Exigimos a Conclusão imediata do GT de revisão dos limites da Terra Indígena Karitiana, bem como que o Governo do Estado de Rondônia cumpra com os acordos que assumiu com o povo Karitiana no ano de 2012. Reivindicamos a liberação dos recursos para o inicio dos trabalhos de reaviventação da Terra Indígena Karitiana demarcada, previstos nas compensações sociais da Santo Antonio Energia. Exigimos que o Governo brasileiro institua um grupo de trabalho com nossa presença, para fiscalizar as obras e recursos já gastos em compensações nas terras indígenas e que sejam punidos os responsáveis por desvios diante das evidências existentes. Exigimos a suspensão imediata pela Secretaria Estadual de Desenvolvimento Ambiental – SEDAM de todos os planos de manejos que incidem sobre a terra reivindicada pelo nosso Povo, pois estamos refém dos governos e de depredadores dentro de nosso próprio território tradicional, violentado por este modelo que mata a vida.

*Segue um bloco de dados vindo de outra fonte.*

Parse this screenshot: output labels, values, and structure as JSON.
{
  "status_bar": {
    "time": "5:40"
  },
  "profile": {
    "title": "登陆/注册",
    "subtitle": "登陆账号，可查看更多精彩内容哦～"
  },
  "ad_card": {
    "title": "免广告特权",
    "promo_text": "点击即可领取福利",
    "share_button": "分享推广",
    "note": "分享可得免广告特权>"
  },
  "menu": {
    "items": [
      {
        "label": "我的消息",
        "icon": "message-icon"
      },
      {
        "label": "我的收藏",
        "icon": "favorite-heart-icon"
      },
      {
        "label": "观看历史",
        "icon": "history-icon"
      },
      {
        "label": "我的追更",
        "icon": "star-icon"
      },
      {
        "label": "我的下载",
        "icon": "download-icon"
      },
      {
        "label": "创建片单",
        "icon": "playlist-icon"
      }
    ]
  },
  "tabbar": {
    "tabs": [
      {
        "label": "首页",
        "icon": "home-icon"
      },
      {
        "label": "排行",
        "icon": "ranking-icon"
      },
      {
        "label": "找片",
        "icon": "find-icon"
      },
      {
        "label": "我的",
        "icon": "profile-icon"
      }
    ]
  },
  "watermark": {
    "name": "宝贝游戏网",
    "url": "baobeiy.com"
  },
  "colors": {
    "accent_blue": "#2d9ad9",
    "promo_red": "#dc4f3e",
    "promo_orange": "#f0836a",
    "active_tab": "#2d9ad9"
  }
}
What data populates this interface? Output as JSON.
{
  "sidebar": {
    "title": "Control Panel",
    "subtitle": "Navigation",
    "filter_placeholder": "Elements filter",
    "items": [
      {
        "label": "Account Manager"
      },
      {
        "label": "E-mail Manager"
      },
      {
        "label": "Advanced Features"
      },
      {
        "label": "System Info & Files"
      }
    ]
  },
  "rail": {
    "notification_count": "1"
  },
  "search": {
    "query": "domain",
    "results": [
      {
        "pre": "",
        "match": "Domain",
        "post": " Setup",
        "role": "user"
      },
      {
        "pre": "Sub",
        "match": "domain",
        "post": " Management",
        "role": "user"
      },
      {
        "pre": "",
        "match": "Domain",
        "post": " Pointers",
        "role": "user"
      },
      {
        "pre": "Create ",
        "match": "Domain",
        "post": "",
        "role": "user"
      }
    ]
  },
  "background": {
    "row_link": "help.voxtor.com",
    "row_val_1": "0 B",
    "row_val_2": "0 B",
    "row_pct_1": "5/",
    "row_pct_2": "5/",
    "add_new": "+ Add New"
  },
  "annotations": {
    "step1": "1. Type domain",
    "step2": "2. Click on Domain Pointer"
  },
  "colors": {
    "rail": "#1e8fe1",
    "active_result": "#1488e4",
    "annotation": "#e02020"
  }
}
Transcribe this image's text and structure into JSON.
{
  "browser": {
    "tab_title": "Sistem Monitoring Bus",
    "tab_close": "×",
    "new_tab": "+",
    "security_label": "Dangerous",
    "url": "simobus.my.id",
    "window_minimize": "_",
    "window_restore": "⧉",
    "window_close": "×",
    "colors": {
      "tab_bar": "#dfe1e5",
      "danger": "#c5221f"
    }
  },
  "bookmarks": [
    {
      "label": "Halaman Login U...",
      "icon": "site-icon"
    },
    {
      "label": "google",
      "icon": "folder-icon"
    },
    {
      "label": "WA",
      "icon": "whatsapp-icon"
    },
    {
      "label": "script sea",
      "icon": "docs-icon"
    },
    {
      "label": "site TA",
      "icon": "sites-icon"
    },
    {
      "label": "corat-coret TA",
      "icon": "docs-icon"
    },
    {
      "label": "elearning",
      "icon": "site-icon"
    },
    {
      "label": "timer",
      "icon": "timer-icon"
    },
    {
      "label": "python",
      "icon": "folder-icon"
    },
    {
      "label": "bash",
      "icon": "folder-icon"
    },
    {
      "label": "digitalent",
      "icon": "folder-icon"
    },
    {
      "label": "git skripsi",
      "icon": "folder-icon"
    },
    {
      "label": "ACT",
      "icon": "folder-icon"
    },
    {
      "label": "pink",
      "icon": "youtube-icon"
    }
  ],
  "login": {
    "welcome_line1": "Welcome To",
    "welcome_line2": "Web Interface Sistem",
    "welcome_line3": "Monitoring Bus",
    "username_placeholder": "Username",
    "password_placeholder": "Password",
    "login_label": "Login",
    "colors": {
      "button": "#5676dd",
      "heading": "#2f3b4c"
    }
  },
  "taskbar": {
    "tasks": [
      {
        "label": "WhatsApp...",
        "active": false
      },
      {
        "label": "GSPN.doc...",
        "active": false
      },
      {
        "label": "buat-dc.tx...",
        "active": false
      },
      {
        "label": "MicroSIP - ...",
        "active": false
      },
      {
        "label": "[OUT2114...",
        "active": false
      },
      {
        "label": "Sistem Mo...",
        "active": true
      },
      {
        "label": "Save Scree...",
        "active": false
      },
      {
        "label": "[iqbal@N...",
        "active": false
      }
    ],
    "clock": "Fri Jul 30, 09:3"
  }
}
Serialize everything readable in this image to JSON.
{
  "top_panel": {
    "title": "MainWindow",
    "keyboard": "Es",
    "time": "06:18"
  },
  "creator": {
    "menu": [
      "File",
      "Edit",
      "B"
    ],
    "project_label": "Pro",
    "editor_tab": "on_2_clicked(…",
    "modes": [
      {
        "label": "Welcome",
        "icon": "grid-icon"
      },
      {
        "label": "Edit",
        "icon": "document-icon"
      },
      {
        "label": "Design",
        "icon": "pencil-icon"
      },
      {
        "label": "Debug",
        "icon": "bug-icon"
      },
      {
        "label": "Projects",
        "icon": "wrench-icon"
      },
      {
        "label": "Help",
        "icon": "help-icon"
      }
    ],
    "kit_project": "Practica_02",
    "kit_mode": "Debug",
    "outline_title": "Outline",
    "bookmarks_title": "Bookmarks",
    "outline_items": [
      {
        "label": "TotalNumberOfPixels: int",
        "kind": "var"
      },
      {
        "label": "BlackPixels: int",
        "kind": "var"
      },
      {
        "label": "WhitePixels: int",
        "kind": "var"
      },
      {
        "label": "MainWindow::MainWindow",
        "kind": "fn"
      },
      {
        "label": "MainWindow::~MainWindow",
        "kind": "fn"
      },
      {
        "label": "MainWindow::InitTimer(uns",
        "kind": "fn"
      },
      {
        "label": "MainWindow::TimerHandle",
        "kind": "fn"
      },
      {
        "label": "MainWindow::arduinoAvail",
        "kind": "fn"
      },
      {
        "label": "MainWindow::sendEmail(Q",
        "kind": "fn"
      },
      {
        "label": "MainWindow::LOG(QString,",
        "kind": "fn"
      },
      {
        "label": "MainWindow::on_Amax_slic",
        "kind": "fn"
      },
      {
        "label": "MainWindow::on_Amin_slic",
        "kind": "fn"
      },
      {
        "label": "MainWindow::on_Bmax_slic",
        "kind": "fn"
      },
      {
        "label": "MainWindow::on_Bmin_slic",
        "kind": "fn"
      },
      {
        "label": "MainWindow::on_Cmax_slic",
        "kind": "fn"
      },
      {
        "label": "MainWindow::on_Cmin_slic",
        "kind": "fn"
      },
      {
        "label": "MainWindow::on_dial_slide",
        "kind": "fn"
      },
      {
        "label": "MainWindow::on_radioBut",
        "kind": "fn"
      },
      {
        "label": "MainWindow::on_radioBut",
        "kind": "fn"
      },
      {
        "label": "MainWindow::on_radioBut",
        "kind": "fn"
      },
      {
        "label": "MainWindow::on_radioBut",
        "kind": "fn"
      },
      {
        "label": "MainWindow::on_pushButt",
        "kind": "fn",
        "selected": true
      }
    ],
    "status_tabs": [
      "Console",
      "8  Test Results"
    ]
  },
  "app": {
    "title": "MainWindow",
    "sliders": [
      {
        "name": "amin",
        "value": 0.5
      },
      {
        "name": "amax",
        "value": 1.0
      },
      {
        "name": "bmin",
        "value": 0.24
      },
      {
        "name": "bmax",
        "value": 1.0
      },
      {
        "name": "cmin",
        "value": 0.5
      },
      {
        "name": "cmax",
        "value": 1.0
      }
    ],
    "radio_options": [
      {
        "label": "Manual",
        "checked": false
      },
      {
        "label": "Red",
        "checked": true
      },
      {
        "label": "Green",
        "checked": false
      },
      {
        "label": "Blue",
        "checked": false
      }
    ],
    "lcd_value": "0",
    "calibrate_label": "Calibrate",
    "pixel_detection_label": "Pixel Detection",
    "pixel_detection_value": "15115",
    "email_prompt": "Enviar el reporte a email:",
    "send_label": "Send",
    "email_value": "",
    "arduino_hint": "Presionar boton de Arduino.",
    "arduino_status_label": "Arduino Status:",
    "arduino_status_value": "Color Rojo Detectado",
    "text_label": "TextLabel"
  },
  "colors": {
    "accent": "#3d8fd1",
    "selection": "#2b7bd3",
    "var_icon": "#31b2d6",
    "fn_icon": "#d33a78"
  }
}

Diante de tudo isso, renovamos nossa indignação e nossos protestos e exigimos respeito aos nossos direitos tão duramente conquistados na Constituição Federal de 1988 e na Convenção 169 da OIT, e hoje ameaçados por aqueles que só sabem explorar as riquezas e os povos do nosso país. Exigimos que o Governo brasileiro suspenda todas as obras e projetos de hidrelétricas e hidrovias que afetem povos indígenas, populações tradicionais e pequenos agricultores, até que seja regulamentado o princípio da consulta prévia e informada, respeitando as decisões destes. Nenhuma barragem deve barrar nosso modelo de vida que nos permitiu resistir por mais de 500 anos. Esse modelo que ai está só tem gerado morte para nós e por isso somos contra.
Deixem nossos rios e nossos povos livres de barragens e da opressão de decisões governamentais à serviço das empresas que financiam suas campanhas eleitorais.
Juntos aos nossos parentes dos rios do Brasil (Madeira, Juruena, Machado, Teles Pires, Tapajós, Xingú, Paraná, São Francisco…) e do Mundo (Madre Diós, Patzepango…), vítimas de Barragens, erguemos e fazemos Ecoar a nossa Voz para defender Águas para Vida e não para a Morte!
Povo Karitiana, Aldeia Central, 30 de agosto de 2013.